Jamie Malanowski

HOW GOOD DO WE WANT OUR POLICEMEN TO BE?

(This piece originally appeared on washingtonmonthly.com on July 7th.)

It seems to me that the two potentially big outrage stories of the spring—the politicized IRS story and the data-mad NSA story—now have two things in common. First, they have both petered out as little or no evidence of nefarious activity has been discovered. Second, both pose the question, How good do we want our policemen to be?

It is true that anything having to do with the IRS gives me a bit of vertigo (sometimes I have to take a pill just to type the word `first’), so it’s possible I have missed something, but it seems to me that all the IRS did was try to make sense of a massive number of new filings involving highly technical questions, all done in order to make sure that people pay a Baby Bear amount of taxes—not too little, not too much, but just the right amount. Perhaps their approaches might leave something to be desired, but it seems to me that at worst, the IRS was guilty of a kind of profiling (examining every filing that featured certain terms), or, at best, using search techniques that seem highly prized in all sorts of new media and commercial ventures. The surest sign that there is little to this story is the great big boost the investigation received when they discovered IRS workers spent government money on conferences where they did Star Trek skits. At last, here was a boondoggle we could understand!
Just as the IRS now has the technological capacity to more efficiently identify filings for scrutiny (we’re still waiting to see if the scrutiny went too far), we see that the NSA has the capacity to gather tremendous amounts of information about us, although there is the constant suspicion that what they do with it is illegitimate. But some of this is just discomfort with something that’s new. Is the government prying? The government knows who I call, but so do other people—anybody around me when I dial, the person I’ve called, people sitting around that person, people who see my logs. The government may or may not know what I buy, but again, so does the clerk, the shopkeeper, my neighbor standing with me on line. What freaks us out is the realization that some distant, omnipotent power has interest in these trivialities, and can somehow learn something larger about ourselves from this data.
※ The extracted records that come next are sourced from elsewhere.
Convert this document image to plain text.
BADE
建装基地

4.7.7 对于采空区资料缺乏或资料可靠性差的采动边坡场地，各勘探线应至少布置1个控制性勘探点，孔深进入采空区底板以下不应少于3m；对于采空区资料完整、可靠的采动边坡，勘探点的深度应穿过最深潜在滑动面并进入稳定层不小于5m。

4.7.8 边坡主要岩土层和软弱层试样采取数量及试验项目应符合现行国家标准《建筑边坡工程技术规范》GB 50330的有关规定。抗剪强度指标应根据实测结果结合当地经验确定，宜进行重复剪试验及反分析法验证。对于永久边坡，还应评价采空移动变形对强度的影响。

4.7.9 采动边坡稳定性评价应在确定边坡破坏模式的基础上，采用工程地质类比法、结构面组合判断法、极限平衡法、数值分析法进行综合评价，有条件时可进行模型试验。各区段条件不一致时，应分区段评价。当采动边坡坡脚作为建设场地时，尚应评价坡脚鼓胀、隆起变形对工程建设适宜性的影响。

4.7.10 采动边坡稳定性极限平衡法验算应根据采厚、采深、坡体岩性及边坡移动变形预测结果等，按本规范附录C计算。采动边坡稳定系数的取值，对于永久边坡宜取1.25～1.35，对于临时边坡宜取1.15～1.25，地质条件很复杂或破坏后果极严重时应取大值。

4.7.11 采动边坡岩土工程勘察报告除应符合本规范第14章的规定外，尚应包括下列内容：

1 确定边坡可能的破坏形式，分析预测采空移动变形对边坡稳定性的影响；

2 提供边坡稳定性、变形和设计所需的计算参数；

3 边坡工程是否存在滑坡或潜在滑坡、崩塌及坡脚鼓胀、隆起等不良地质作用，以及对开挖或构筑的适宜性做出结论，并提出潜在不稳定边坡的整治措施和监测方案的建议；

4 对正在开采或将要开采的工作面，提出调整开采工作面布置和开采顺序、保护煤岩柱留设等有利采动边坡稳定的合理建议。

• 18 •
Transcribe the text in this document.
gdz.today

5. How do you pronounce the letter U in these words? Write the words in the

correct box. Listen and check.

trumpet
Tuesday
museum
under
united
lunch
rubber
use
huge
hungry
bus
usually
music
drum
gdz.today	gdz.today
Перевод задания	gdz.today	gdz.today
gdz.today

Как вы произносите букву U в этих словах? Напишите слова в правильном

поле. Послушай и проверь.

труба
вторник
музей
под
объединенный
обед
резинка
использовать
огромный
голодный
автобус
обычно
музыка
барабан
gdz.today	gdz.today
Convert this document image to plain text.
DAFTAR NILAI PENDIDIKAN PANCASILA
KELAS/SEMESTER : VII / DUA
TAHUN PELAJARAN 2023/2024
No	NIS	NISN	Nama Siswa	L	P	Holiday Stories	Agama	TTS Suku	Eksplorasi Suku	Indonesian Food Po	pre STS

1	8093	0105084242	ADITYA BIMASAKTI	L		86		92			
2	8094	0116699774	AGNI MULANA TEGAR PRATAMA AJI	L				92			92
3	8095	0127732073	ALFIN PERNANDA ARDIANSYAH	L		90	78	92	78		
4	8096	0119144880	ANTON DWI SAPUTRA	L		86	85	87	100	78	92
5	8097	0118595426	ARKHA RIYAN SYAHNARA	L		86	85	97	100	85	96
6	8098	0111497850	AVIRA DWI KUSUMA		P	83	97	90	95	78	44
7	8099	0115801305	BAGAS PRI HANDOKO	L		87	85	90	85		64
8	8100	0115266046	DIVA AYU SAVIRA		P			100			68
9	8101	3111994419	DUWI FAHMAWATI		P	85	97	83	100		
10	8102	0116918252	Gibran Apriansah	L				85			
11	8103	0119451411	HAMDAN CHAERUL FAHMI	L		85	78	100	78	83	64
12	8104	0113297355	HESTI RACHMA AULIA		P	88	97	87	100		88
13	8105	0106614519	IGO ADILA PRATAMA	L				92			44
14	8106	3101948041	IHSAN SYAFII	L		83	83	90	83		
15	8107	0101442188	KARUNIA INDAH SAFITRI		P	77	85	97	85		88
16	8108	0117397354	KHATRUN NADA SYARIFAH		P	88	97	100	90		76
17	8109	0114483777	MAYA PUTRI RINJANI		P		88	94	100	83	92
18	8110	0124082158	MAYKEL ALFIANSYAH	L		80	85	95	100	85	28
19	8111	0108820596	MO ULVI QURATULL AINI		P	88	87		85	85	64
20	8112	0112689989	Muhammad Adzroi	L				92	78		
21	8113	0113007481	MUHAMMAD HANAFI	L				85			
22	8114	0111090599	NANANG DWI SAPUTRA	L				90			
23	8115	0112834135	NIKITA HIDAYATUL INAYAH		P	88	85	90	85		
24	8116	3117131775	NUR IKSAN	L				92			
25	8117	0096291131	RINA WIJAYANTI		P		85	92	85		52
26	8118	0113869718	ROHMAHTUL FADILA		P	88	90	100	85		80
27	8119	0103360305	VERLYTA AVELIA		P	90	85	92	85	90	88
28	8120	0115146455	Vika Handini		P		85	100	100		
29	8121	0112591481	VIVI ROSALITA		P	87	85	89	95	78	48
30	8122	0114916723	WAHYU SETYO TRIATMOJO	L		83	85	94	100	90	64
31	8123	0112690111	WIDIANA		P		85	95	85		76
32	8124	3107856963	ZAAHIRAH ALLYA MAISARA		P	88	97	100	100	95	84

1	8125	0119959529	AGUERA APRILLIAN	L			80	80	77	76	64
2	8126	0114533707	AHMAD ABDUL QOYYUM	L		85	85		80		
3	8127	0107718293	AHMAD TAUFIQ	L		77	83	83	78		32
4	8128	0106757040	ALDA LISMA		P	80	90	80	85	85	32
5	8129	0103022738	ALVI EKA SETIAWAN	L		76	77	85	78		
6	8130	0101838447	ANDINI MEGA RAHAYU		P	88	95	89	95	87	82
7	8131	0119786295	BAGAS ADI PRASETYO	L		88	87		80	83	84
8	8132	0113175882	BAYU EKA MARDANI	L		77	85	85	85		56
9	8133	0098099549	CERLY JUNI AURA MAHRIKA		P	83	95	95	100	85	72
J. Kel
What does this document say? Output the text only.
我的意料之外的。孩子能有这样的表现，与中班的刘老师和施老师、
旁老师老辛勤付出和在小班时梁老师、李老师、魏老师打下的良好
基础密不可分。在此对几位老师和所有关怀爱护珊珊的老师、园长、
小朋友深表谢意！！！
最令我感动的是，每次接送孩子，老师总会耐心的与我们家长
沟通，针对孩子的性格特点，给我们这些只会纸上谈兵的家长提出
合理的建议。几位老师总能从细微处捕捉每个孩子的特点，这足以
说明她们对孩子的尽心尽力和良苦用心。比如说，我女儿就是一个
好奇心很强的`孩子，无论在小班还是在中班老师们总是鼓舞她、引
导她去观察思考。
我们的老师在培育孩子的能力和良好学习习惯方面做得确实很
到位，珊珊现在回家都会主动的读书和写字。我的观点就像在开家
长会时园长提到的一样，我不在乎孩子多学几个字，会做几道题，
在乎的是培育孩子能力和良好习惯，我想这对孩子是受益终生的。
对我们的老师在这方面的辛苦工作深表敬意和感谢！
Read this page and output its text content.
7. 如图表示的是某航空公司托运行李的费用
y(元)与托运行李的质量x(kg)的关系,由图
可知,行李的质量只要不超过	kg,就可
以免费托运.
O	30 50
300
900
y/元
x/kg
How efficient do we want out cops to be? We like seeing a cop on the beat, but we might have mixed feelings about CCTV. But what’s the real difference? We want an IRS that can correctly collect taxes, but we want them to be more vigilant about collecting our neighbor’s taxes than our own. We want the NSA to interrupt terror plots, but we’re worried that they know I phone my bookie more than I call my sister. The outrage, it seems, comes mostly from ignorance—not really knowing what these agencies are capable of, not really knowing if there is sufficient supervision, and mostly, not really knowing how good we want our policemen to be. Efficiency has killed privacy, and it really bothers us that we don’t really miss it, and don’t know if we should.